Finding No. 1 in the audit report states that, “Financial reporting procedures could be improved to ensure that transactions and note disclosures are properly reported.”
The audit also found that the district had lowballed its financial obligations, to the tune of hundreds of thousands of dollars, another serious issue that Davidson intends to bring up at today’s board meeting.
“The actual financial problems are much worse than the summary findings indicate,” Davidson continued. “I have said repeatedly that in business, once you owe somebody money, it goes on your books as a contingent liability. But the school district is allowed not to show the $1,901,332 deficit in Workman’s Compensation reserves, mentioned in finding No. 6, or the deficit of roughly $1 million in our health insurance reserves, in finding No. 2. And then there’s the $652,360 in misspent federal awards that we could be required to refund. We’re broke and we need to fess up. You can’t fix the problem until you admit how bad it really is.”
District 5 board member John Dick was equally outraged at the report.
“I think we’ve been getting poor audits for far too long,” Dick said. “It calls for some reaction from the School District. While this one doesn’t have quite as many findings as some of the others, It’s still unacceptable. I think that when we got last year’s report I was quoted as saying that heads should roll, however I’m just a board member, so there’s only so much I can do. We really need to have some wholesale changes.”
School Board Chairman Andy Griffiths was of two minds regarding the report.
“My macro opinion says only one significant finding, and 10 findings where the recommendation starts out with ‘enhance their procedures,’ Griffiths said. “We have the procedures and policies in place. However, they need to be enhanced. Having said that, nothing I say can counter this report. No one can say it’s a good audit. We can debate some of these issues, but we have a long way to go before we can claim to have world-class financial reporting.”
On Monday evening, Superintendent Porter called the number of findings in the report “disappointing,” but pointed out progress had been made in some areas.
“If you look at it in a historical context, you will see some evidence of improvement in our fiscal management over time,” Porter said. “This year we have zero material weaknesses, which is a harsher category of finding than significant deficiency. Historically, there was a time when the district had several, back in a time we’re all trying to forget. I see improvement, but honestly, I also see room for improvement.”

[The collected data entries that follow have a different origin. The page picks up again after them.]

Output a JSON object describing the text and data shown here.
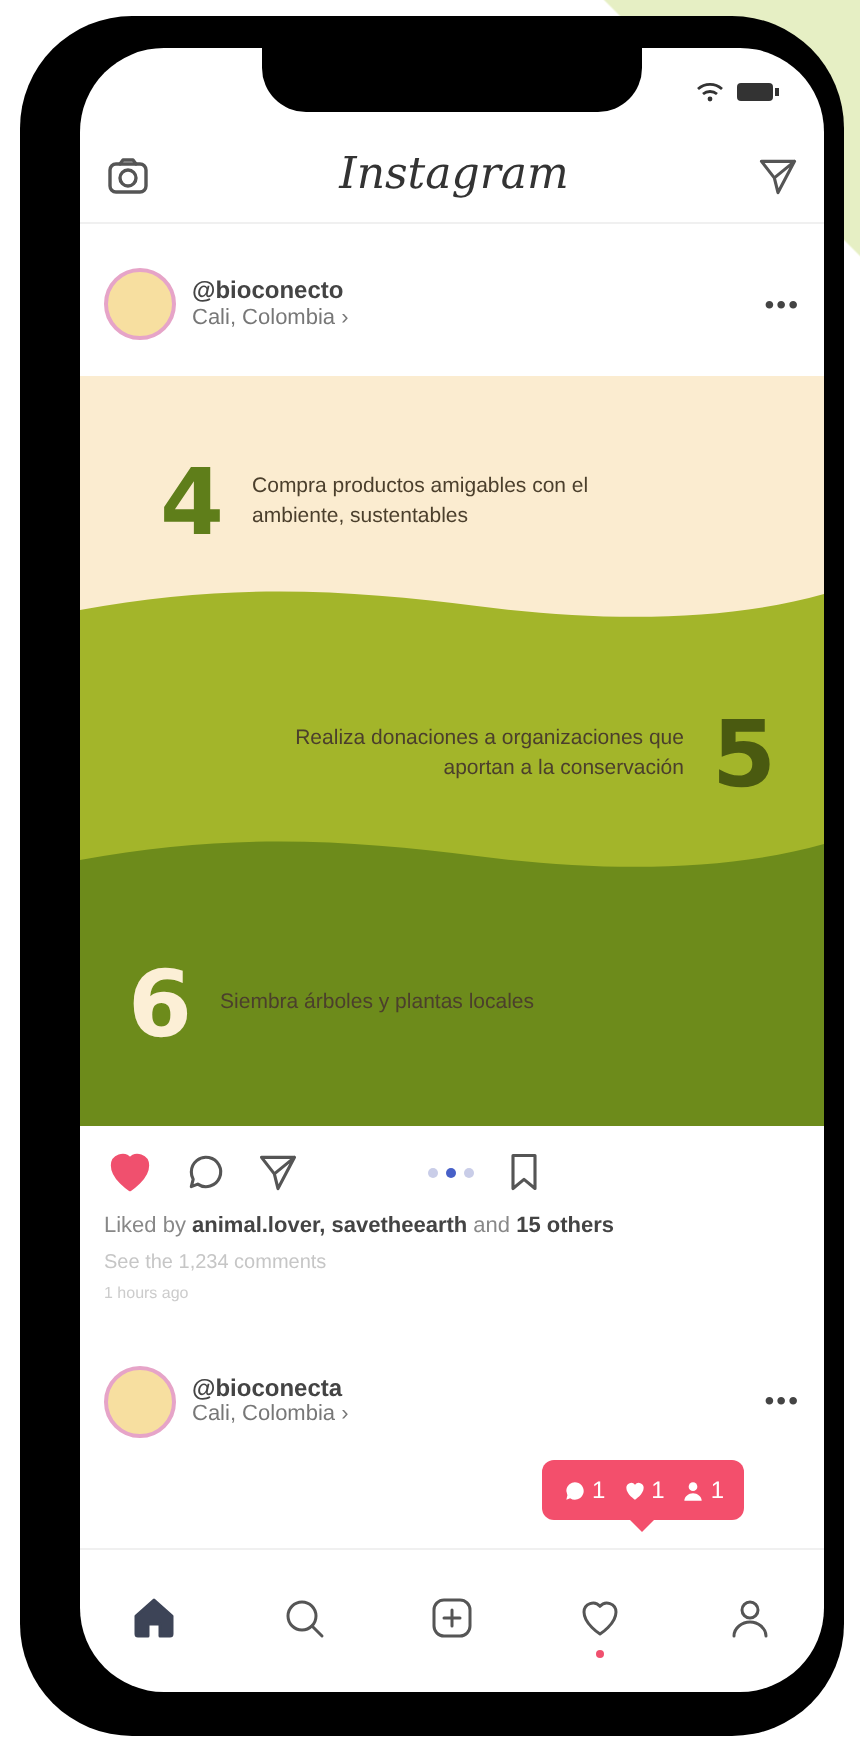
{
  "app_bar": {
    "title": "Instagram"
  },
  "posts": [
    {
      "username": "@bioconecto",
      "location": "Cali, Colombia ›",
      "more": "•••",
      "image": {
        "steps": [
          {
            "number": "4",
            "text": "Compra productos amigables con el ambiente, sustentables",
            "kind": "start"
          },
          {
            "number": "5",
            "text": "Realiza donaciones a organizaciones que aportan a la conservación",
            "kind": "end"
          },
          {
            "number": "6",
            "text": "Siembra árboles y plantas locales",
            "kind": "start"
          }
        ]
      },
      "liked": true,
      "carousel": [
        {
          "selected": false
        },
        {
          "selected": true
        },
        {
          "selected": false
        }
      ],
      "likes": "Liked by **animal.lover, savetheearth** and **15 others**",
      "comments": "See the 1,234 comments",
      "time": "1 hours ago"
    },
    {
      "username": "@bioconecta",
      "location": "Cali, Colombia ›",
      "more": "•••"
    }
  ],
  "notification": [
    {
      "kind": "comment",
      "count": "1"
    },
    {
      "kind": "like",
      "count": "1"
    },
    {
      "kind": "follower",
      "count": "1"
    }
  ],
  "tab_bar": [
    {
      "kind": "home",
      "selected": true,
      "unread": false
    },
    {
      "kind": "search",
      "selected": false,
      "unread": false
    },
    {
      "kind": "add",
      "selected": false,
      "unread": false
    },
    {
      "kind": "activity",
      "selected": false,
      "unread": true
    },
    {
      "kind": "profile",
      "selected": false,
      "unread": false
    }
  ]
}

Pressed about finding No. 4, dealing with the bond payment, Porter stated that the district had received an incorrect invoice from the issuing bank, for which a letter of apology was later sent to the district.
“It was a contributing factor, but I wouldn’t want to use it as an excuse,” he said. “Since then, we have implemented corrective action in the form of a more proactive procedure to determine not only what we are billed, but what we actually owe.”

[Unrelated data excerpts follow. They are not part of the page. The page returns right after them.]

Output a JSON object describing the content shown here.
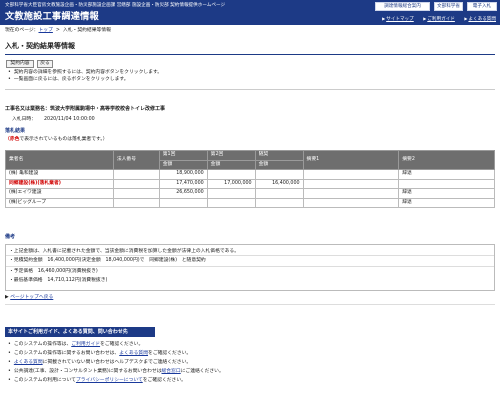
{
  "header": {
    "org": "文部科学省大臣官房文教施設企画・防災部施設企画課 営繕部 施設企画・防災部 契約情報提供ホームページ",
    "site_title": "文教施設工事調達情報",
    "buttons": [
      "調達情報総合案内",
      "文部科学省",
      "電子入札"
    ],
    "nav": [
      "サイトマップ",
      "ご利用ガイド",
      "よくある質問"
    ]
  },
  "breadcrumb": {
    "prefix": "現在のページ：",
    "items": [
      "トップ",
      "入札・契約結果等情報"
    ]
  },
  "page_title": "入札・契約結果等情報",
  "buttons": {
    "detail": "契約内容",
    "back": "戻る"
  },
  "notes": [
    "契約内容の詳細を参照するには、契約内容ボタンをクリックします。",
    "一覧画面に戻るには、戻るボタンをクリックします。"
  ],
  "item": {
    "name": "工事名又は業務名：筑波大学附属駒場中・高等学校校舎トイレ改修工事",
    "open_date_label": "入札日時：",
    "open_date_value": "2020/11/04 10:00:00"
  },
  "result": {
    "heading": "落札結果",
    "note_red": "（赤色",
    "note_rest": "で表示されているものは落札業者です。）",
    "headers": [
      "業者名",
      "法人番号",
      "第1回",
      "第2回",
      "随契",
      "摘要1",
      "摘要2"
    ],
    "subheaders": [
      "金額",
      "金額",
      "金額"
    ],
    "rows": [
      {
        "name": "(株) 亀和建設",
        "corp": "",
        "r1": "18,900,000",
        "r2": "",
        "zuikei": "",
        "m1": "",
        "m2": "辞退",
        "winner": false
      },
      {
        "name": "同郷建設(株)(落札業者)",
        "corp": "",
        "r1": "17,470,000",
        "r2": "17,000,000",
        "zuikei": "16,400,000",
        "m1": "",
        "m2": "",
        "winner": true
      },
      {
        "name": "(株)エイワ建設",
        "corp": "",
        "r1": "26,650,000",
        "r2": "",
        "zuikei": "",
        "m1": "",
        "m2": "辞退",
        "winner": false
      },
      {
        "name": "(株)ビッグループ",
        "corp": "",
        "r1": "",
        "r2": "",
        "zuikei": "",
        "m1": "",
        "m2": "辞退",
        "winner": false
      }
    ]
  },
  "remarks": {
    "heading": "備考",
    "lines": [
      "・上記金額は、入札書に記載された金額で、当該金額に消費税を加算した金額が法律上の入札価格である。",
      "・見積契約金額　16,400,000円(決定金額　18,040,000円)で　同郷建設(株)　と随意契約",
      "・予定価格　16,460,000円(消費税抜き)",
      "・最低基準価格　14,710,112円(消費税抜き)"
    ]
  },
  "page_top": "ページトップへ戻る",
  "help": {
    "heading": "本サイトご利用ガイド、よくある質問、問い合わせ先",
    "items": [
      {
        "pre": "このシステムの操作等は、",
        "link": "ご利用ガイド",
        "post": "をご確認ください。"
      },
      {
        "pre": "このシステムの操作等に関するお問い合わせは、",
        "link": "よくある質問",
        "post": "をご確認ください。"
      },
      {
        "pre": "",
        "link": "よくある質問",
        "post": "に掲載されていない問い合わせはヘルプデスクまでご連絡ください。"
      },
      {
        "pre": "公共調達(工事、設計・コンサルタント業務)に関するお問い合わせは",
        "link": "総合窓口",
        "post": "にご連絡ください。"
      },
      {
        "pre": "このシステムの利用について",
        "link": "プライバシーポリシーについて",
        "post": "をご確認ください。"
      }
    ]
  },
  "colors": {
    "brand": "#1d3a86",
    "winner": "#d00000",
    "table_header": "#6e6e6e"
  }
}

At today’s board meeting, Porter said, he’ll be discussing some of the issues raised by the report, before allowing the Audit and Finance Committee to review the report. Then, the findings will be discussed at the March 11 board meeting. At that point, a response to the AG will be prepared.
“I want us to respect the role of the Audit and Finance Committee in all of this,” Porter said. “That’s why we’re going forward in this sequence.”